Three-judge High Court may hear case on alleged frustration of Bills

Case appears to raise constitutional issues on entitlement of courts to intervene in work of parliament, says judge

The case is against the Ceann Comhairle and the Attorney General has been made a notice party.

The case is against the Ceann Comhairle and the Attorney General has been made a notice party.

 

The president of the High Court has said he may appoint a three-judge court to hear an action by four opposition TDs over the Ceann Comhairle’s refusal to allow a vote on changing Dáil standing orders so as to stop the Government blocking Opposition Bills.

Mr Justice Peter Kelly said the case appears to raise important constitutional issues concerning the entitlement of the courts to intervene in work of parliament and the threshold for any such intervention.

The case is fixed for hearing on December 17th but may have to be deferred to another date as the TDs want to “reshape” it in a way that may widen the scope of it.

On Monday, the judge granted an application by John Rogers SC, for the TDs, for two weeks within which to consider amending either the grounds of challenge and/or to seek wider orders.

The case is against Ceann Comhairle Sean Ó Fearghail and the Attorney General has been made a notice party.

Conleth Bradley SC, for the Ceann Comhairle, said he will argue the issues raised by the TDs are not justiciable by the courts. Patrick MacCann SC, for the Attorney General, indicated he will advance a similar argument.

Deputies Bríd Smith, Richard Boyd Barrett, Gino Kenny and Paul Murphy secured permission earlier this month to bring the judicial review proceedings.

Mr Justice Garrett Simons found they had met the legal threshold for judicial review as they had shown their case was “arguable”.

They are challenging a November 4th refusal by the Ceann Comhairle to place a motion, submitted by Ms Smith, on the Dáil order paper for debate in the chamber on November 6th

The motion sought to prevent the Government blocking Opposition Bills by withholding a “money message” necessary to allow them to proceed through the legislative process even when they have been voted for by the Dáil.

The TDs claim the Ceann Comhairle’s decision is a breach of the rules and their constitutional rights.

Mr Justice Simons, while satisfied the threshold of arguability had been met, refused to grant the TDs a temporary injunction requiring the Ceann Comhairle to restore the motion to the order paper.

When the case was mentioned on Monday before Mr Justice Kelly, Mr Rogers said his side had learned it was intended to appoint a three-judge High Court to hear it.

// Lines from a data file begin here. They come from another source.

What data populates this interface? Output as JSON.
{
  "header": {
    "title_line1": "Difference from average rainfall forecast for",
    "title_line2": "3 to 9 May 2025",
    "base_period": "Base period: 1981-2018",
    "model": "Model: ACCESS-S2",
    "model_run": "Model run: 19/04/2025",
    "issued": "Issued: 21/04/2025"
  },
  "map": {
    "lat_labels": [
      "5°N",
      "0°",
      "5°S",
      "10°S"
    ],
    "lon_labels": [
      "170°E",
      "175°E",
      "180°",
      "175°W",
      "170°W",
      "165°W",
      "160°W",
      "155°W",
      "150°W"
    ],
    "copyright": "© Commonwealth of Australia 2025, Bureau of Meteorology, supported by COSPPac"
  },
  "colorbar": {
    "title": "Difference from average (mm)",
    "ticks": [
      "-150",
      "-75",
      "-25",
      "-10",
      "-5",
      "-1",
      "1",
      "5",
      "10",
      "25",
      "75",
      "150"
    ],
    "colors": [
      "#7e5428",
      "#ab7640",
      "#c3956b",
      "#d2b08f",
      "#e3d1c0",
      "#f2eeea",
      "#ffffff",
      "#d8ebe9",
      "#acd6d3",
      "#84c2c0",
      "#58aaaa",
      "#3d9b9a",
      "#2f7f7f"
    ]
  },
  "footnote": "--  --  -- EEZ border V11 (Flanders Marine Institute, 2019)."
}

Counsel said Mr Justice Simons grant of leave was on November 6th, it concerned events that might occur that day and the TDs were refused an interim order concerning those events.

Money message

He said this whole matter went back to events last May, including a review by the Ceann Comhairle which lead to a reversal of a decision that Ms Smith’s Petroluem Development Bill was not a money message Bill. Reasons for that were provided later in May.

The upshot of that was the four TDs decided to seek amendment of the standing orders of the Dáil. As opposition TDs, they were relying on using Private Members’ time to advance the motion.

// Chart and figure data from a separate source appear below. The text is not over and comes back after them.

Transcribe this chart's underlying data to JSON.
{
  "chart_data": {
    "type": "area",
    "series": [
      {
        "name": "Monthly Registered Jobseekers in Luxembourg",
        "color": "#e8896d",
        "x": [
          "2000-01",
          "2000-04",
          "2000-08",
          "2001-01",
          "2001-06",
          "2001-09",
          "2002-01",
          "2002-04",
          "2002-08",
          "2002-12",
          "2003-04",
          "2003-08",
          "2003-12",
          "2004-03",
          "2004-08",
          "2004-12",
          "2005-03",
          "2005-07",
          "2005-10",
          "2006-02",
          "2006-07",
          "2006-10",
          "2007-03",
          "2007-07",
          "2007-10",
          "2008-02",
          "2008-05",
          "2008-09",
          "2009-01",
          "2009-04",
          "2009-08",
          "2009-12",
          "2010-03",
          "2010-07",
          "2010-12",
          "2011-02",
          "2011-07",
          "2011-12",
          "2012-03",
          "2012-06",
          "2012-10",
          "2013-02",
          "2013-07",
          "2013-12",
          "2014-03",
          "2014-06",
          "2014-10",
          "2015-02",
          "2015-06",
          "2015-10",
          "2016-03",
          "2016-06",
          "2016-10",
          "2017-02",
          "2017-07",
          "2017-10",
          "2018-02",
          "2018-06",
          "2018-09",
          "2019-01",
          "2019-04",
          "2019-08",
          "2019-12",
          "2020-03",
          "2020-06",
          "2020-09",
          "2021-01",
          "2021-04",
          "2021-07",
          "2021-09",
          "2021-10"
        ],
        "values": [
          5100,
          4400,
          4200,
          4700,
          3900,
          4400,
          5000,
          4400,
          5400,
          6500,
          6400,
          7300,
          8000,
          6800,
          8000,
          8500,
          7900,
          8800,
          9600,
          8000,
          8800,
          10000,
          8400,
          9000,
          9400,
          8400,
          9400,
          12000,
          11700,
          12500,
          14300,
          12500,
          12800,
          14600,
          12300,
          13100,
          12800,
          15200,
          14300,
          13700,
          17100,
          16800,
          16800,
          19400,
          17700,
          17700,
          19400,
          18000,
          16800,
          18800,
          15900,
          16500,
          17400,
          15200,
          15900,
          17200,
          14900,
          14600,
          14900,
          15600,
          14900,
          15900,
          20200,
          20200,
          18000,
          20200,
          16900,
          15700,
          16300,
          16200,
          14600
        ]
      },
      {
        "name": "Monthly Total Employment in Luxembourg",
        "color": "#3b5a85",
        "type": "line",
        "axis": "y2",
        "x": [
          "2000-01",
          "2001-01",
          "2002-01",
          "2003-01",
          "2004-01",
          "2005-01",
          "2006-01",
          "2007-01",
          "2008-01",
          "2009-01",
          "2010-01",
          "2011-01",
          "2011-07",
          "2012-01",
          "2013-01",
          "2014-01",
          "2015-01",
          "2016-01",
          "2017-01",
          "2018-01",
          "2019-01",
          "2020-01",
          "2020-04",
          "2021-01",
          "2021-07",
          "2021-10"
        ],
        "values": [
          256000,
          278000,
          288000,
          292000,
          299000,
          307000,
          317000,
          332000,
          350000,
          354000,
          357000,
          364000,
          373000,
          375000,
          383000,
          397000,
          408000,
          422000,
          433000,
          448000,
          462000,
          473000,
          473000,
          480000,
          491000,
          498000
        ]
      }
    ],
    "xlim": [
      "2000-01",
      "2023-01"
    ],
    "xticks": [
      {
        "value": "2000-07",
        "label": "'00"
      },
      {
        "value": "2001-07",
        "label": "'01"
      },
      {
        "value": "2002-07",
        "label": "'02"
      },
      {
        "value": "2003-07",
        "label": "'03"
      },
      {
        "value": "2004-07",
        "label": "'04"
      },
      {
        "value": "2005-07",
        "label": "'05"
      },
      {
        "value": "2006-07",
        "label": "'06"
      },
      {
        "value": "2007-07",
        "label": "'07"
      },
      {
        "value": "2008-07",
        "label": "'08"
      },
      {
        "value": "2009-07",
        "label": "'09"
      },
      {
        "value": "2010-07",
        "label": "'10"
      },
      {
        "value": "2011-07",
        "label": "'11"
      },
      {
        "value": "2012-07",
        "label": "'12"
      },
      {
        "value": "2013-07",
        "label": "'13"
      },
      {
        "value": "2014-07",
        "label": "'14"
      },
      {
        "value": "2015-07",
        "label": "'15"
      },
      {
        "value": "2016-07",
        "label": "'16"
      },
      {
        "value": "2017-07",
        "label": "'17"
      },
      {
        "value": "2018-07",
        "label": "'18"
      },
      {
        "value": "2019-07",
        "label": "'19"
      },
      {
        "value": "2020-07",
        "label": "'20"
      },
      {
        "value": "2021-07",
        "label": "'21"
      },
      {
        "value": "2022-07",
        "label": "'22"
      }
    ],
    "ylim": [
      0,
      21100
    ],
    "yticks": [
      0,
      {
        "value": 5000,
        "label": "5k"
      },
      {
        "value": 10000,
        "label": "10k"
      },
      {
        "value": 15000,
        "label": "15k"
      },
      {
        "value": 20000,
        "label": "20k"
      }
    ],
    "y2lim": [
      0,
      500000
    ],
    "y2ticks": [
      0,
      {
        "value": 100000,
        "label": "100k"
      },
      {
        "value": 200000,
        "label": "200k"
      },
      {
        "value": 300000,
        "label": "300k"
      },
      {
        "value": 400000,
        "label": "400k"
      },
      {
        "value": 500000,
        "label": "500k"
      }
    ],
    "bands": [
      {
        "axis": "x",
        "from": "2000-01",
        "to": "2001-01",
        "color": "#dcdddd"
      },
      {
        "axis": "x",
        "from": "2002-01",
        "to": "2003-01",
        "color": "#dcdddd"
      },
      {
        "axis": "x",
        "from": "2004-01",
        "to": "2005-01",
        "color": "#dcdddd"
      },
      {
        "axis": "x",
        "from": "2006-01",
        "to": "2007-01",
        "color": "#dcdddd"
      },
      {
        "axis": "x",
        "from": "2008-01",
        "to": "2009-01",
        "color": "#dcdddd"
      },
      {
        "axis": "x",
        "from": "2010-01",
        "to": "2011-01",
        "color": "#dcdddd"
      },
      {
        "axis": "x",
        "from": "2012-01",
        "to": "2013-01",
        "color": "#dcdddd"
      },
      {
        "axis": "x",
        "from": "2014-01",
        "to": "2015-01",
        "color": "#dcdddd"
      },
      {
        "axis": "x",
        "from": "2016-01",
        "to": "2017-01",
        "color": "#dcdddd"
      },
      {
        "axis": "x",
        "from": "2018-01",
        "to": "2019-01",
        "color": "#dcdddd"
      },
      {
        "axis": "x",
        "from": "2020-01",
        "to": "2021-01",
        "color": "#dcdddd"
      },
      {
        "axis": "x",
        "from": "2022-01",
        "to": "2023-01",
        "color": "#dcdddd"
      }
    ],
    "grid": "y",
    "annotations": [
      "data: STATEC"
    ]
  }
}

The Ceann Comhairle said on November 6th the motion was inadmissible.

There are “real issues” about the mode of the decision concerning whether the Bill was a money message Bill, he said.

On the face of it, the case as of now is limited to the November decision, not the May decisions, and the TDs wanted time to “reshape” the case and “bring meaning to it in a way that would serve parliament”.

Mr Justice Kelly said he had become aware of Mr Justice Simons’ judgment and considered this might well be a case where a three-judge court was required because of the constitutional issues raised and the potential implications of those.

Mr Rogers’s side may seek fresh leave for other reliefs, or to raise fresh grounds to address what he sees as the real issues in the case as he was now informed, the judge noted. The respondents maintained the courts cannot get involved.

If that remains an issue, that is of “prime constitutional importance” and would justify a divisional court, he said.

He gave Mr Rogers the two weeks sought after which he will deal with further case management.